Document Type
Article
Publication Date
2025
Abstract
On June 29, 2023, the Supreme Court of the United States issued the landmark decision of Groff v. DeJoy. Groff will probably be remembered for reversing the Court's 1977 decision of TWA v. Hardison, even though the majority claimed to merely be clarifying that precedent. Hardison seemed to interpret Title VII of the Civil Rights Act of 1964, as amended in 1972, such that employers do not have to make accommodations that have a de minimis cost. Groff restored the original meaning to Title VII. Groff held that "Title VII means what it says." And Title VII says that employers must make "reasonable accommodations" for the employee's religious "observances and practices" unless doing so creates an "undue hardship" on the "conduct" of the employer's business.
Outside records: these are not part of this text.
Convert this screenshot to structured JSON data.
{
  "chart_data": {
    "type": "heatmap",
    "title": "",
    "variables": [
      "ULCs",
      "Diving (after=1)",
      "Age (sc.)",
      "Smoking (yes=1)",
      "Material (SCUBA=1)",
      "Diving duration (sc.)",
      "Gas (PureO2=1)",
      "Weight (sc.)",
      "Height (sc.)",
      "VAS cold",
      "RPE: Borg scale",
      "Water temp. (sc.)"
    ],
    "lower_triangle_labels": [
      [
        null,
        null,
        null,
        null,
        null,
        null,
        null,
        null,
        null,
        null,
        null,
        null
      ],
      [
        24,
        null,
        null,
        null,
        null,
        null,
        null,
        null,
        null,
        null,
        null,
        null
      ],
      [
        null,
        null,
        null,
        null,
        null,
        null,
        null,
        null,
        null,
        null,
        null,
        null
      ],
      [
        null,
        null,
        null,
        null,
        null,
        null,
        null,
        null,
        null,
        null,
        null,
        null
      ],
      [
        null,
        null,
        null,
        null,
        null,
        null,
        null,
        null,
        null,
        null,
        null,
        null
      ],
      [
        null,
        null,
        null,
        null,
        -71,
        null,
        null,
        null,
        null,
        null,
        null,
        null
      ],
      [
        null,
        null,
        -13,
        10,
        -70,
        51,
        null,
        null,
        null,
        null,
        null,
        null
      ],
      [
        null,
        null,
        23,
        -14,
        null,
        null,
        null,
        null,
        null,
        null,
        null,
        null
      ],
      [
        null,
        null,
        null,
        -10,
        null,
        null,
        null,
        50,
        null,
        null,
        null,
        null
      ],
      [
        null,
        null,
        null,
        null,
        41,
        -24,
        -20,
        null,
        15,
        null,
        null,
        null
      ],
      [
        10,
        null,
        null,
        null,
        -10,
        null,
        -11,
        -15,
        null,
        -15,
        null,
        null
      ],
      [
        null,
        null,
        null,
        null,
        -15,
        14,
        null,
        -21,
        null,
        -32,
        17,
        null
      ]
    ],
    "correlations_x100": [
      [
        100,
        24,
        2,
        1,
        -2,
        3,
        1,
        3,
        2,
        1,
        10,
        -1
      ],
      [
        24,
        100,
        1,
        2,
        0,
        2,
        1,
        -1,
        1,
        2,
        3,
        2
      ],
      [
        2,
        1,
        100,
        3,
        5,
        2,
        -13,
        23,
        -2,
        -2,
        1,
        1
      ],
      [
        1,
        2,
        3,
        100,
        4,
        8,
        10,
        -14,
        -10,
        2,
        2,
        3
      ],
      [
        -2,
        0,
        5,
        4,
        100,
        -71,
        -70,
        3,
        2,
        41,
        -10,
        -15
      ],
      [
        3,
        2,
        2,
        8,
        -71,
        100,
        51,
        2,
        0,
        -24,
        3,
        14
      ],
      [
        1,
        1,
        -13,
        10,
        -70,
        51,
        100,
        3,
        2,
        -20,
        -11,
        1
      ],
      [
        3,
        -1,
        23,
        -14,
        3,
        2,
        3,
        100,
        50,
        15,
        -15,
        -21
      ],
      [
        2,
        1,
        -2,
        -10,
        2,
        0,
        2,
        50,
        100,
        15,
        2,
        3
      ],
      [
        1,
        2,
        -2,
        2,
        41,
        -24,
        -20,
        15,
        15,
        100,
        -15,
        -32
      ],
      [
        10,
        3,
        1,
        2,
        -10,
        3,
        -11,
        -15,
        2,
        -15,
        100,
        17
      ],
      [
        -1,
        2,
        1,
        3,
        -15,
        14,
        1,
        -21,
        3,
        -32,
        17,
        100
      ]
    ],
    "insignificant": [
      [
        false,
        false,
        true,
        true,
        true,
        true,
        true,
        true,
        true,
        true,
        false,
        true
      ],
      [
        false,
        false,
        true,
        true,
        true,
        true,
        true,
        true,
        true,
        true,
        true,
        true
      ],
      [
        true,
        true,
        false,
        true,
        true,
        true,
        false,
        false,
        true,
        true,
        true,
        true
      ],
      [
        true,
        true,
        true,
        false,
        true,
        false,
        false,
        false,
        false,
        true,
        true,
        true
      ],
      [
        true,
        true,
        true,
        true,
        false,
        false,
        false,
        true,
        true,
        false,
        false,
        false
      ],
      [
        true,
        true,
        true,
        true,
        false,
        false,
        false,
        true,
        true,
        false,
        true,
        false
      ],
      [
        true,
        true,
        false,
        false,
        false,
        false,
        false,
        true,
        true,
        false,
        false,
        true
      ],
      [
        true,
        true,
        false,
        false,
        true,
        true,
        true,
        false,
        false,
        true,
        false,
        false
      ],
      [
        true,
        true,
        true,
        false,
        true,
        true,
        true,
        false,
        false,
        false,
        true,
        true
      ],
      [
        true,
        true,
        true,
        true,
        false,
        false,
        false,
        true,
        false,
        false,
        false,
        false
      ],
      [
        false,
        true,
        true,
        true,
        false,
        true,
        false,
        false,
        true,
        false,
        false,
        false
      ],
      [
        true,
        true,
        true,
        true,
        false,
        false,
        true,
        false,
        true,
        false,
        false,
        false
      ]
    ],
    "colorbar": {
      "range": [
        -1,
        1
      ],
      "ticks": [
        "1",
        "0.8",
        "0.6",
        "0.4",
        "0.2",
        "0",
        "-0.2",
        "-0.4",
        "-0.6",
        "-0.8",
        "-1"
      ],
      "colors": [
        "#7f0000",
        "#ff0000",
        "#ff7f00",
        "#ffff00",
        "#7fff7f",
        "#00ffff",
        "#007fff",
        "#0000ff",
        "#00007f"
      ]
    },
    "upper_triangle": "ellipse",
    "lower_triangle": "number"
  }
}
At the surface level, Groff and Title VII regard the business relationship between employers and employees. However, at a deeper level, there is a third party-labor unions-whose interests are deeply impacted by this antidiscrimination law. This essay explains why labor unions oppose religious workers' accommodations in Title VII cases and how Title VII puts union rights and religious rights in conflict. In particular, religious workers' right to not work on the Sabbath and other religious holidays conflicts with union workers' right to pick days off based on seniority.
Recommended Citation
Seth C. Oranburg, Right to Not Work: Unions and Title VII, 19 FIU L. Rev. 893 (2025).